It is possible urldecode($_SERVER["REQUEST_URI"]) and then using filter_var() we can get a sanitized value.

$_request_uri = filter_var(urldecode($_SERVER['REQUEST_URI']), FILTER_SANITIZE_URL);

I don't know why the last one seems to me "inelegant" and I'm looking for an elegant way, sanitizing $_SERVER["REQUEST_URI"].

Maybe, accessing a super global array directly ($_SERVER['REQUEST_URI']) while coding disturbs me, thus "inelegant".

Is there an elegant way?


Solution

  • I think you could use either mod_rewrite or apaches SetEnv directive to undecode the url server side. This would have the effect of changing the REQUEST_URI in apache and consequently the value of $_SERVER["REQUEST_URI"] in php.

    I dont like this solution, and you likely dont want to do this.
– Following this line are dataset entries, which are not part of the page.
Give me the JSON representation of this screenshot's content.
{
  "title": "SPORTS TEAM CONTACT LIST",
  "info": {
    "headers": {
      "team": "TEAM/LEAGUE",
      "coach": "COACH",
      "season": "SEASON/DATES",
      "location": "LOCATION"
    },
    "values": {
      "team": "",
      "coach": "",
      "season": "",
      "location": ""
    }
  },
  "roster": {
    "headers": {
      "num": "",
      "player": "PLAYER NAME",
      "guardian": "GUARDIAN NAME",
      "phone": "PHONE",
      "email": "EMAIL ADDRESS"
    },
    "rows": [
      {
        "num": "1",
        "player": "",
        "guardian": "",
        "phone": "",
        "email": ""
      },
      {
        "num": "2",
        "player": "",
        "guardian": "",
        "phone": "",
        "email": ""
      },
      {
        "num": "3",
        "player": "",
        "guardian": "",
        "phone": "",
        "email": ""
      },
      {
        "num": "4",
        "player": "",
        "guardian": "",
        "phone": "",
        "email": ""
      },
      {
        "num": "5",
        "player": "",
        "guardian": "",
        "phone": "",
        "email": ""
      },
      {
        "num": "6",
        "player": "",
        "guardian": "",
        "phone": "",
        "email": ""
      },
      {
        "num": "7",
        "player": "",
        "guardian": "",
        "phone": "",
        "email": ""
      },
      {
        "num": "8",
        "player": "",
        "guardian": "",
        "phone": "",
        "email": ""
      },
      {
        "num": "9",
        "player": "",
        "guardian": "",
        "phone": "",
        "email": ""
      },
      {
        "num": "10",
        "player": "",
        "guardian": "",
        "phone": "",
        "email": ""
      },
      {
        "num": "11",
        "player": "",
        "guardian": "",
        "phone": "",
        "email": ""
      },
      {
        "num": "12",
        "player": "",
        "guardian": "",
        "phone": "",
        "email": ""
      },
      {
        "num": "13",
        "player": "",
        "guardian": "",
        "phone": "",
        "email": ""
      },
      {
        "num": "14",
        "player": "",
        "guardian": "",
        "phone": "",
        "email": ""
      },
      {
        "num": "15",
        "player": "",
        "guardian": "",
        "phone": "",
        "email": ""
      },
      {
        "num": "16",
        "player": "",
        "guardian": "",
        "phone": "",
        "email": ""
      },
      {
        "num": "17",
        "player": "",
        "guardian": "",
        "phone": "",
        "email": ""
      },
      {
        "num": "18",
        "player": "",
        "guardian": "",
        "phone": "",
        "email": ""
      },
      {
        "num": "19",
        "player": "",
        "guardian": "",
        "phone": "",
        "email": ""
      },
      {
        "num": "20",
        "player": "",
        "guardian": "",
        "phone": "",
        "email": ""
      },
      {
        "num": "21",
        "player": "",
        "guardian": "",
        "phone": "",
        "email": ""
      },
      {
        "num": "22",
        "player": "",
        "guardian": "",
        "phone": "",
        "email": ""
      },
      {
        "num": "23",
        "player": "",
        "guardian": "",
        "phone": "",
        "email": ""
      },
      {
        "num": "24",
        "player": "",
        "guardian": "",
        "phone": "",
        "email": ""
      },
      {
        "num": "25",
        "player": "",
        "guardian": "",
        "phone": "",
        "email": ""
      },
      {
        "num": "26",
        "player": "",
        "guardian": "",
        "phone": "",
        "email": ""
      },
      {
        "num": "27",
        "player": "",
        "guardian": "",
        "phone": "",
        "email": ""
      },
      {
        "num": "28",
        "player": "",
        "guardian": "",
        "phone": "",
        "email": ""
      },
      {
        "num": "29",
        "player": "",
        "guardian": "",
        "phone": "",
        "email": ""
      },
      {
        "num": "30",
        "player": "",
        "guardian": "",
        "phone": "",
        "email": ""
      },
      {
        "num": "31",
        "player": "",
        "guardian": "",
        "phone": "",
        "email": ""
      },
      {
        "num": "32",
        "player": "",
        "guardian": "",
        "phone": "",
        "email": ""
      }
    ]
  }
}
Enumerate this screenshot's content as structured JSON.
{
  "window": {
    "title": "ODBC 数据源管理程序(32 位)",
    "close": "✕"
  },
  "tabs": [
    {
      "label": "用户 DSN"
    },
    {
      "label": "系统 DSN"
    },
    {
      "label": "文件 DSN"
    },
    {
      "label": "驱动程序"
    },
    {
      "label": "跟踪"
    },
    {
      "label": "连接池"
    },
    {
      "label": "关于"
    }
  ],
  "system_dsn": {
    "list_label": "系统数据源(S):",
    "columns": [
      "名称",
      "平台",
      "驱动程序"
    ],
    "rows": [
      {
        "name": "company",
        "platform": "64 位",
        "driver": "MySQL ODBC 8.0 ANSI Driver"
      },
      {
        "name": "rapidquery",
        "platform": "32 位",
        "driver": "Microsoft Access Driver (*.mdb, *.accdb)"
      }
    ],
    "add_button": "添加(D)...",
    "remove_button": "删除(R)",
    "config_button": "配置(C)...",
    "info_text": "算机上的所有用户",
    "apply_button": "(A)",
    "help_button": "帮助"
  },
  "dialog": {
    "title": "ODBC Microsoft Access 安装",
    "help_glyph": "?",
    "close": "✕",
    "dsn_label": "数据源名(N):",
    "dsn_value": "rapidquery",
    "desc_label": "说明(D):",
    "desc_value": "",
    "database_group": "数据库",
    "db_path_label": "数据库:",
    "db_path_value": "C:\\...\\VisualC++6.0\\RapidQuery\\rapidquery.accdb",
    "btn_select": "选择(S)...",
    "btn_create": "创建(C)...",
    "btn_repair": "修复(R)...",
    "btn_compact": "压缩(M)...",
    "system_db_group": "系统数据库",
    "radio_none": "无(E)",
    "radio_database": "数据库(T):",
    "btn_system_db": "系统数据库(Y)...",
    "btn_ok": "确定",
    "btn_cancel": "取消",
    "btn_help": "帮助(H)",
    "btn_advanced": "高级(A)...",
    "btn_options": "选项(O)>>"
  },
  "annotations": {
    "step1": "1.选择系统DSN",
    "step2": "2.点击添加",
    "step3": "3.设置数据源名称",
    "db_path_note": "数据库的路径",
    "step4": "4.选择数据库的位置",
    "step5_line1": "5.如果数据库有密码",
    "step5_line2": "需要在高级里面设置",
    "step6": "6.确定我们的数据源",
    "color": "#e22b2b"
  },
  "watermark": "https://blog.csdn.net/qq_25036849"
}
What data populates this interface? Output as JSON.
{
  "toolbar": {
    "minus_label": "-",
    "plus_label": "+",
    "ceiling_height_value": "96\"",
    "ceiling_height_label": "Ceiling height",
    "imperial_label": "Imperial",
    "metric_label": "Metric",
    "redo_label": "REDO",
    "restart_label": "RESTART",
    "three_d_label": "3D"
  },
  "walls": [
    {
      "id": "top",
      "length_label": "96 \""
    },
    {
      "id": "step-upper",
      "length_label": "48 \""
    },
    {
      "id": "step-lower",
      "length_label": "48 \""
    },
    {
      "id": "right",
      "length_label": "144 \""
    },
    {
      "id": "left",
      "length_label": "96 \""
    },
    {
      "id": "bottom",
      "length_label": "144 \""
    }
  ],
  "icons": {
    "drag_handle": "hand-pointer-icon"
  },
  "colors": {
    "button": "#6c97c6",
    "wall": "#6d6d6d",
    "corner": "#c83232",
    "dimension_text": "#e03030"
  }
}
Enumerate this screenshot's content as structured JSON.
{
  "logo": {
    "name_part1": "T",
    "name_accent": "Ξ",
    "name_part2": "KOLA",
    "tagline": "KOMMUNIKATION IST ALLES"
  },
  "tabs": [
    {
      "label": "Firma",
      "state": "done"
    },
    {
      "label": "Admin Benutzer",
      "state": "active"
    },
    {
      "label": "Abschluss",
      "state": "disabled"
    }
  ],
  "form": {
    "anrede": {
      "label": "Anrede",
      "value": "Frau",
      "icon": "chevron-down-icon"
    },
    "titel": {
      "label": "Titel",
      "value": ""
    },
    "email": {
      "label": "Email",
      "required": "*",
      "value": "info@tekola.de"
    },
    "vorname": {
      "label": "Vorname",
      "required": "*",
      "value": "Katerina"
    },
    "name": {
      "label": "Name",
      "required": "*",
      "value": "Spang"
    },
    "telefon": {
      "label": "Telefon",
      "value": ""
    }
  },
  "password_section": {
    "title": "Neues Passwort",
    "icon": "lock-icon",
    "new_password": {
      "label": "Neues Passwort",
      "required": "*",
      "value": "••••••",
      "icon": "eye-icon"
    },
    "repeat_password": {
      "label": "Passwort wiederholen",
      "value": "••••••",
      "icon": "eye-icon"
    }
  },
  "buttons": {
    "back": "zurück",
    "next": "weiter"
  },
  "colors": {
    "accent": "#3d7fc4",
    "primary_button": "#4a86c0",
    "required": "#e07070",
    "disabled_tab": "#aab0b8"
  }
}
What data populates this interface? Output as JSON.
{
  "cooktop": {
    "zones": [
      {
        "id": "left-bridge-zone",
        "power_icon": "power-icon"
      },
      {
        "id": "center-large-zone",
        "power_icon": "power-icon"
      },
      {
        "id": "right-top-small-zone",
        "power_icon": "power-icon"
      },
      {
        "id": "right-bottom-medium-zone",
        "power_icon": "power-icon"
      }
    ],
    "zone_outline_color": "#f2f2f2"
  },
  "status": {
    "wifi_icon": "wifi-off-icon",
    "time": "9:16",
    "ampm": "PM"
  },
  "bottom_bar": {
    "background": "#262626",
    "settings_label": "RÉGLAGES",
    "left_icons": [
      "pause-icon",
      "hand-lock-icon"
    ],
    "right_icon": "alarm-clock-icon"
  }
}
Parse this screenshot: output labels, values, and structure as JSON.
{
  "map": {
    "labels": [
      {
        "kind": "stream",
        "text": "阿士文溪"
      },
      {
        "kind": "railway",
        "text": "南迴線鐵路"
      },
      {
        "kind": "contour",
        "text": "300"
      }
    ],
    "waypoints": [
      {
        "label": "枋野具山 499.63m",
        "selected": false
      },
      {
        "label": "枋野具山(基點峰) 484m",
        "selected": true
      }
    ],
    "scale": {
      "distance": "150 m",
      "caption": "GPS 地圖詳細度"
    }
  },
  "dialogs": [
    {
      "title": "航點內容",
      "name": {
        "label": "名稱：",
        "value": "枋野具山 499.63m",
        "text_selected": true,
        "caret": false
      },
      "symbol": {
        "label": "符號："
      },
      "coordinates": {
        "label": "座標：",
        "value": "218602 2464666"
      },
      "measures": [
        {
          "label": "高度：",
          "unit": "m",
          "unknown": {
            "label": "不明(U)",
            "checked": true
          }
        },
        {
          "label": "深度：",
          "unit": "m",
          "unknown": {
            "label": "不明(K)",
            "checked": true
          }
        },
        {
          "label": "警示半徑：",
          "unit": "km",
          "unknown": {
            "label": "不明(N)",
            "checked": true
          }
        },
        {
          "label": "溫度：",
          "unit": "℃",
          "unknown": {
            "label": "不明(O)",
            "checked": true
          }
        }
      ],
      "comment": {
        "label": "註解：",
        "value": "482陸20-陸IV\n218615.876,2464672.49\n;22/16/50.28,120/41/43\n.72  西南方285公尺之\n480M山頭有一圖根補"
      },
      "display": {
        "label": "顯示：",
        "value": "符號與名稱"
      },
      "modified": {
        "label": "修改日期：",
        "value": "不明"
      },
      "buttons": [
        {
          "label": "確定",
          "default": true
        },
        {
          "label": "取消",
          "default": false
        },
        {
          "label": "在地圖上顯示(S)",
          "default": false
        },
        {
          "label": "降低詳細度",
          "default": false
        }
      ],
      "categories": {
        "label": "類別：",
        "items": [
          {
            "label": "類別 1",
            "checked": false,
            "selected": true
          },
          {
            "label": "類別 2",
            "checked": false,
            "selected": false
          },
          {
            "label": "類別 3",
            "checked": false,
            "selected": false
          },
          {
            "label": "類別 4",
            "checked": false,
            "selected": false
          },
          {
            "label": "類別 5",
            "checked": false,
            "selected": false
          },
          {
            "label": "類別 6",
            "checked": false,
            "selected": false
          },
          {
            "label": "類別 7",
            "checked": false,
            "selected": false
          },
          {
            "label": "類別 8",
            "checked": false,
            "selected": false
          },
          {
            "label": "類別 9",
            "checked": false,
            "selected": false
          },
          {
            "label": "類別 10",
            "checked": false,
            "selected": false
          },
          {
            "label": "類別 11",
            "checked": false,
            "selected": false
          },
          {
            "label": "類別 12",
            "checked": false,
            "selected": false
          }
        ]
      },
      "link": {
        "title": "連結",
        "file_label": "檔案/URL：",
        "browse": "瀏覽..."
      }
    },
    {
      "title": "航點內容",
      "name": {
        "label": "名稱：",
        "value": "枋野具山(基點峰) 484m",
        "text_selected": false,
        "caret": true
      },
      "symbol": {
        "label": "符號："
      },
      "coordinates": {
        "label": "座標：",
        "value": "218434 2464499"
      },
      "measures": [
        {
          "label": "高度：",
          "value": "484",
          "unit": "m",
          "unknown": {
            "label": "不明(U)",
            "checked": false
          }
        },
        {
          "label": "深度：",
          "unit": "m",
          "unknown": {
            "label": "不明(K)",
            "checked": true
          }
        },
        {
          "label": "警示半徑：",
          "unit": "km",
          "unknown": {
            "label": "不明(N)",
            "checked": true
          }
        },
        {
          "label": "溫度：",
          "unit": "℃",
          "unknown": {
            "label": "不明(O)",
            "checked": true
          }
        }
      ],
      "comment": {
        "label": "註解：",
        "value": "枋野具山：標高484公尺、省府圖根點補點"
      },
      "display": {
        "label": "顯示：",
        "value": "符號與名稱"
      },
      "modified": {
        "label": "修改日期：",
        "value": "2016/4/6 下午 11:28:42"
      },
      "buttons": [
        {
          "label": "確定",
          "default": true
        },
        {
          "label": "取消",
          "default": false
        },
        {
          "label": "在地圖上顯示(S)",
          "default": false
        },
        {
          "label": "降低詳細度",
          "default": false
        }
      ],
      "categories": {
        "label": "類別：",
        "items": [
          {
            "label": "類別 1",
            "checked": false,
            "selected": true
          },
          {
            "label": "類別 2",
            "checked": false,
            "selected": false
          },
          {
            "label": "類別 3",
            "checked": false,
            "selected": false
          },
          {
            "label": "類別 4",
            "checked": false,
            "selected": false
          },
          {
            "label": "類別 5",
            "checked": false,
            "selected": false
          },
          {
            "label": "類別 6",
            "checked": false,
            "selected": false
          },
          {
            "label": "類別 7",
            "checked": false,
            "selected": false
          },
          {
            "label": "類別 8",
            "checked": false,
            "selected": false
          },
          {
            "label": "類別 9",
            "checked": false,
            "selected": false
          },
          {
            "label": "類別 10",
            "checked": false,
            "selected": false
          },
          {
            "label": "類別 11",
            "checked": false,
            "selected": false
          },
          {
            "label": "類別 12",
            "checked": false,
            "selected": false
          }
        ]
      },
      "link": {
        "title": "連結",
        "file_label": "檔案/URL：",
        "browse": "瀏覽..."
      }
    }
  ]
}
The issues I see:

    • it does not allow for multiple get parameters which may have different validation rules.
    • it allows for arbitrary parameters.
    • it requires permissions which a user may not have and changes default server behavior.
    • mod_rewrite is seldom a good solution.

    A good solution which avoids the global is to call filter_input or filter_input_array on INPUT_GET (instead of INPUT_SERVER).

    $urlParameters = http_build_query(
        filter_input_array(
            INPUT_GET,
            FILTER_SANITIZE_URL
        )
    );
    
    $_request_uri = filter_input(INPUT_SERVER, 'SCRIPT_URL', FILTER_SANITIZE_URL). ($urlParameters ? "?{$urlParameters}" : "");
    print_r($_request_uri);
    

    A better solution would be to whitelist specific parameters and use specific rules for validation, and to use these parameters directly (avoiding setting and parsing $_request_uri)

    $_request_parameters = filter_input_array(
        INPUT_GET,
        array(
            'q' => FILTER_SANITIZE_URL,
        )
    );
    
    print_r($_request_parameters['q']);